Впрочем, включение понятия «других вещей» в содержание обеих посылок силлогизма будет иметь весьма важное значение для всего последующего построения системы метафизики, поскольку такого рода «дополнение» позволяет Вольфу изначально обозначить или задать тот содержательный контекст, в рам-
ках которого она и будет разрабатываться, т. е. определить предметную область таких частей метафизики, как космология и психология или учения о мире и душе. Более того, включение в «наше сознание» понятия «других вещей» выполняет роль своего рода негласной установки или указания на возможность включения в состав «разумных мыслей» любого эмпирического материала и даже всего содержания исторического опыта и научного знания, благодаря чему его философия только и могла бы претендовать на статус полной и универсальной системы метафизического знания или «разумных мыслей о всех вещах вообще».
Включая в содержание обеих посылок силлогизма сознание не только «нас самих», но и сознание «других вещей», Вольф на первый взгляд всего лишь повторяет точку зрения Лейбница о необходимости дополнения картезианского тезиса: «я мыслю» положением: «я мыслю разнообразное» или «я имею различные мысли». Однако, как мы видели, Лейбниц специально подчеркивал, что под «разнообразным» он имеет в виду именно феномены сознания, его внутреннее содержание, хотя и свидетельствующее о способности чувств испытывать воздействия извне, но вовсе не свидетельствующее о реальности вещей вне нас и не являющее доказательством их существования [см.: 28. Т. 2. С. 298 и др.].
Вольф же говорит не о «различных мыслях» и даже не о мыслимом разнообразии, а именно о «других вещах», которые хотя и сознаются нами, но все же в качестве чего-то отличного от сознания «нас самих», оставляя, впрочем, открытым вопрос об их онтологическом статусе. Ведь главный вопрос заключается в том, о каких «других вещах» идет речь — о тех, которые мы сознаем вместе с сознанием самих себя и потому остающихся, как у Лейбница, всего лишь феноменами сознания или фактами внутреннего опыта, либо о вещах, которые существуют сами по себе, вне и независимо от нашего сознания, а следовательно, и наряду с существованием «нас самих»?

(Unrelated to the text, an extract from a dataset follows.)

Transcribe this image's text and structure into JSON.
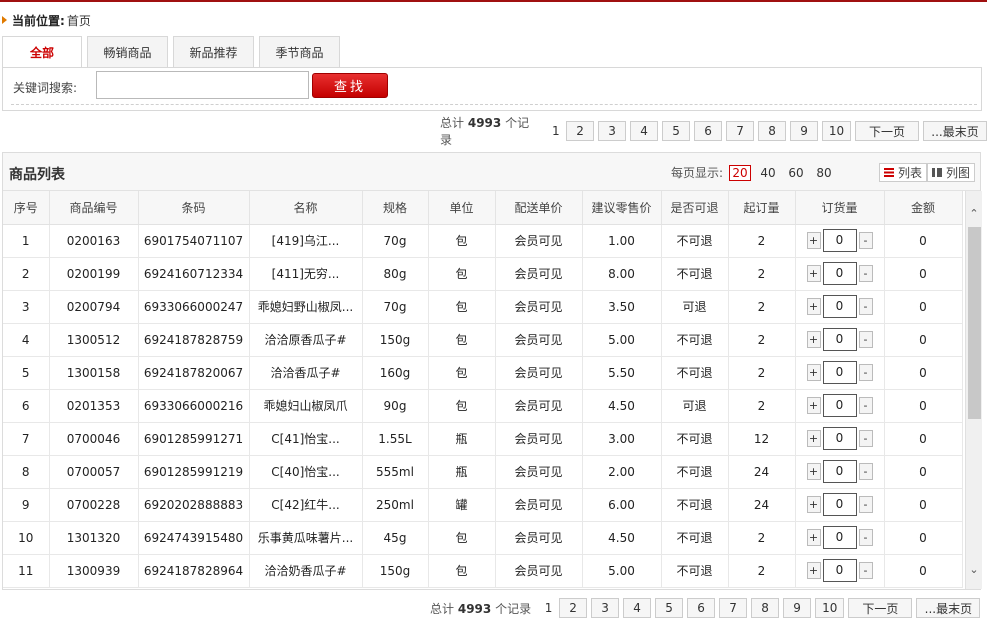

В попытках ответить на этот принципиальный вопрос Вольф прибегает к ряду показательных, хотя и довольно невнятных добавлений и пояснений. В частности, в комментарии к верхней посылке, которую он считает нетребующим доказательства основоположением, Вольф к аргументу об «очевидном» существовании «нас самих» добавляет невозможность сомнения в том, что вещь «определенным образом существует», поскольку мы «знаем» и «каждый видит», что «если отдельные вещи должны существовать... то они и могут существовать» [1, § 7].

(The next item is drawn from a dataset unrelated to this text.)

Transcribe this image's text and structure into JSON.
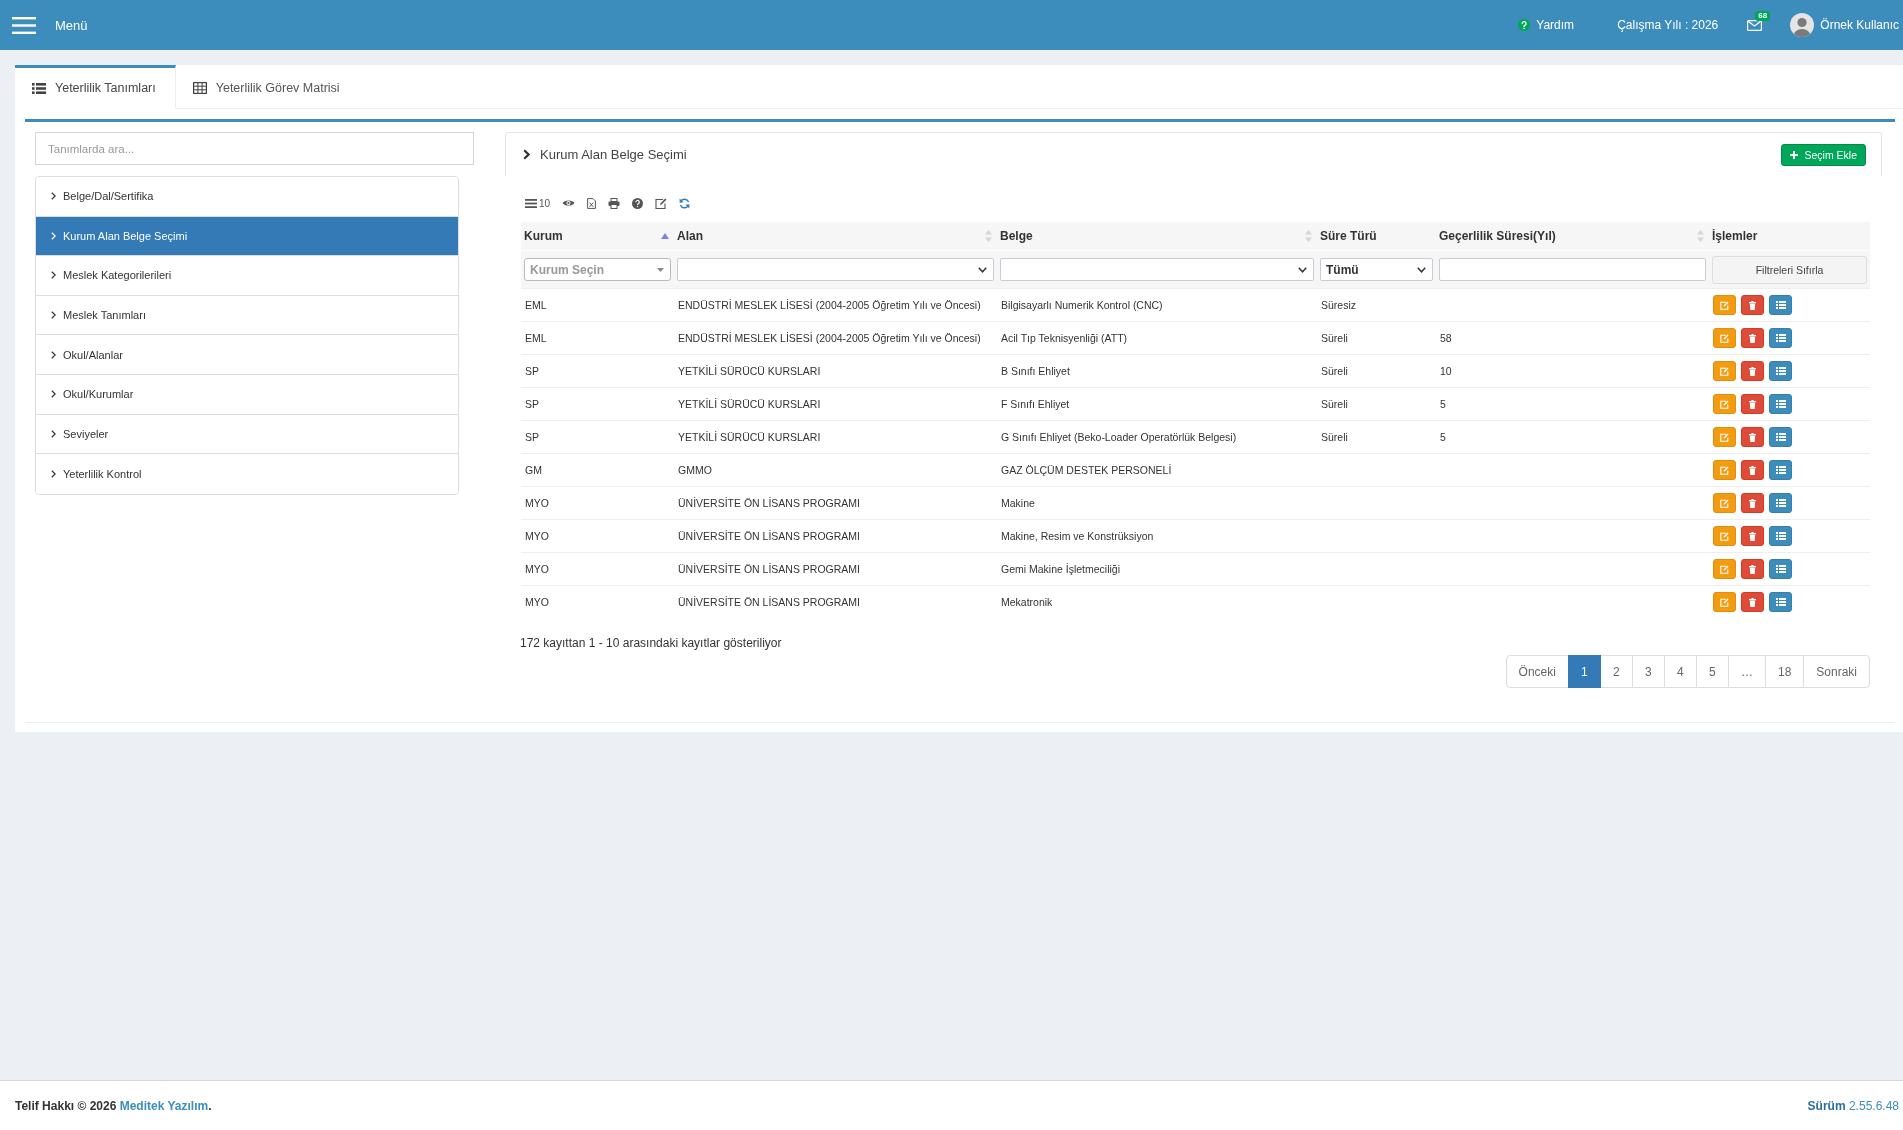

Вся эта аргументация поражает своей расплывчатостью и беспомощностью, и ее трудно отнести к разряду не только логической, но и эмпирической, хотя крайне неопределенный оборот: «существовать определенным (или достоверным) способом или образом» (auf eine gewisse Art und Weise ist), вероятно, призван придать его рассуждениям относительно существования вещей видимость логической доказательности, а глаголы «не сомневаемся», «видим» и «знаем» — их эмпирической очевидности и непосредственности. Не случайно в следующем параграфе Вольф без тени смущения заявляет, что это доказательство существования вещей обладает такой же достоверностью как и демонстративное доказательство существования нас самих [1, § 8].
33
2 Зак. 042
Однако особенно показательным является использование Вольфом в этих рассуждениях модальных глаголов «мочь» (können), «хотеть» (или «желать» — wollen) и «долженствовать» (sollen). Так, в частности, весьма странно звучат его заявления о том, что в существовании вещи никто не «хочет сомневаться» (wer wollte zweifeln), или «если отдельные вещи должны существовать (sein sollen), то они и могут (sein können) существовать не иначе как определенным образом» [1, § 7]. Глагол «мочь» встречается у Вольфа довольно часто, поскольку, как мы видели, свою философию он и определяет как науку о возможном. Что же касается глаголов «хотеть», «желать» и «долженствовать», то они применяются, как правило, в практических частях метафизики, т. е. там, где речь идет о воле человека и его нравственной ответственности, но прежде всего в учении о Боге, где рассматривается его способность свободно выбирать и желать «лучший мир» и творить его в качестве действительного [см.: 1, § 980—988, 1007— 1008 и др.].